Seems like exec.c is the place to look, and the relevant functionis are tryexec, which is called from shellexec which is called whenever the shell things a command needs to be executed. And (a simplified version of) the tryexec function is as follows:
STATIC void
tryexec(char *cmd, char **argv, char **envp)
{
char *const path_bshell = _PATH_BSHELL;
repeat:
execve(cmd, argv, envp);
if (cmd != path_bshell && errno == ENOEXEC) {
*argv-- = cmd;
*argv = cmd = path_bshell;
goto repeat;
}
}
So, it simply always replaces the command to execute with the path to itself (_PATH_BSHELL defaults to "/bin/sh") if ENOEXEC occurs. There's really no magic here.
I find that FreeBSD exhibits identical behavior in bash and in its own sh.
The way bash handles this is similar but much more complicated. If you want to look in to it further I recommend reading bash's execute_command.c and looking specifically at execute_shell_script and then shell_execve. The comments are quite descriptive.

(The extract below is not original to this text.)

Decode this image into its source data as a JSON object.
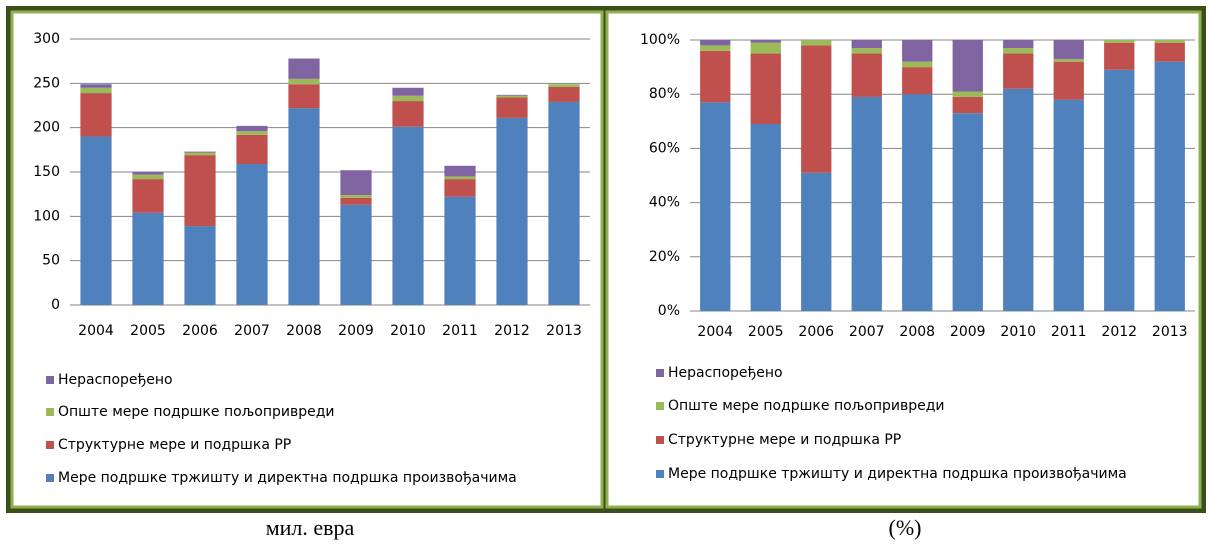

(Looks like Sorpigal has covered it but I've already typed this up and it may be of interest.)
According to Section 3.16 of the Unix FAQ, the shell first looks at the magic number (first two bytes of the file). Some numbers indicate a binary executable; #! indicates that the rest of the line should be interpreted as a shebang. Otherwise, the shell tries to run it as a shell script.
Additionally, it seems that csh looks at the first byte, and if it's #, it'll try to run it as a csh script.